Les topiques


Définition des topiques (ou lieux)
Principaux topiques

Les topiques (lieux)

Les lieux, que l’on appelle aussi topiques, sont des arguments tout faits que l’orateur peut placer à un endroit de son discours.

Le mot topique provient du grec topoi, le mot lieu du latin loci. Il renvoient tous les deux à la notion d'emplacement, de localisation dans la mémoire de celui qui fait le discours d'idées généralement admises, de concepts (la cruauté du loup...), de citations, d'associations (le blanc et la pureté, la balance et la justice)... Joëlle Gardes-Tamine (voir bibliographie) compare les lieux à des scripts, des petits scénarios culturels permettant aux protagonistes d'un échange verbal de se repérer, de mettre en place un terrain d'entente. Celui qui va à l'encontre d'un tel script le fait généralement par provocation.

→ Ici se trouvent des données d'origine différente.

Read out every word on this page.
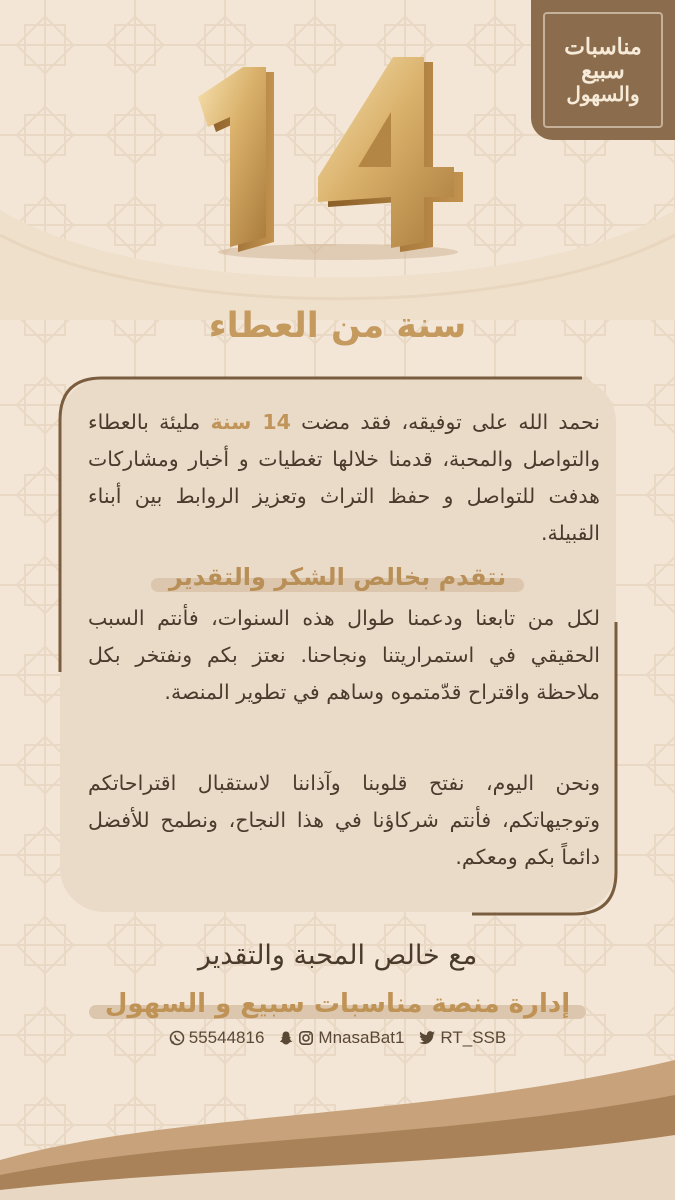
مناسبات
سبيع
والسهول
سنة من العطاء
نحمد الله على توفيقه، فقد مضت 14 سنة مليئة بالعطاء والتواصل والمحبة، قدمنا خلالها تغطيات و أخبار ومشاركات هدفت للتواصل و حفظ التراث وتعزيز الروابط بين أبناء القبيلة.
نتقدم بخالص الشكر والتقدير
لكل من تابعنا ودعمنا طوال هذه السنوات، فأنتم السبب الحقيقي في استمراريتنا ونجاحنا. نعتز بكم ونفتخر بكل ملاحظة واقتراح قدّمتموه وساهم في تطوير المنصة.
ونحن اليوم، نفتح قلوبنا وآذاننا لاستقبال اقتراحاتكم وتوجيهاتكم، فأنتم شركاؤنا في هذا النجاح، ونطمح للأفضل دائماً بكم ومعكم.
مع خالص المحبة والتقدير
إدارة منصة مناسبات سبيع و السهول
55544816	MnasaBat1 RT_SSB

On trouvera parmi les lieux courants ceux :

- de la modestie
- du temps qui presse, ou qui manque ("il y a un temps pour tout")
- de l'argent qui manque ou qu'il ne faut pas gaspiller
- de la quantité, de la qualité, de l'unicité ("on ne vit qu'une fois...")
- du chagrin
- de ce qui est préférable à ce qui ne l'est pas
- de l'enfance malheureuse qui explique un acte violent
- du réalisme ("gardons les pieds sur terre..")
- du manque de stratégie
- de la promesse non tenue
- du respect de la personne humaine ("on n'est pas des machines" ou "on n'est pas des bêtes", "ceci est un combat pour la dignité").
- de la liberté d'expression ("on est en démocratie...") et en général du bon droit
- l'absence d'avis d'un spécialiste
- de l'emploi perdu ou que l'on risque de perdre
- du travail qui donne tous les droits ("je travaille, moi, Monsieur !"...)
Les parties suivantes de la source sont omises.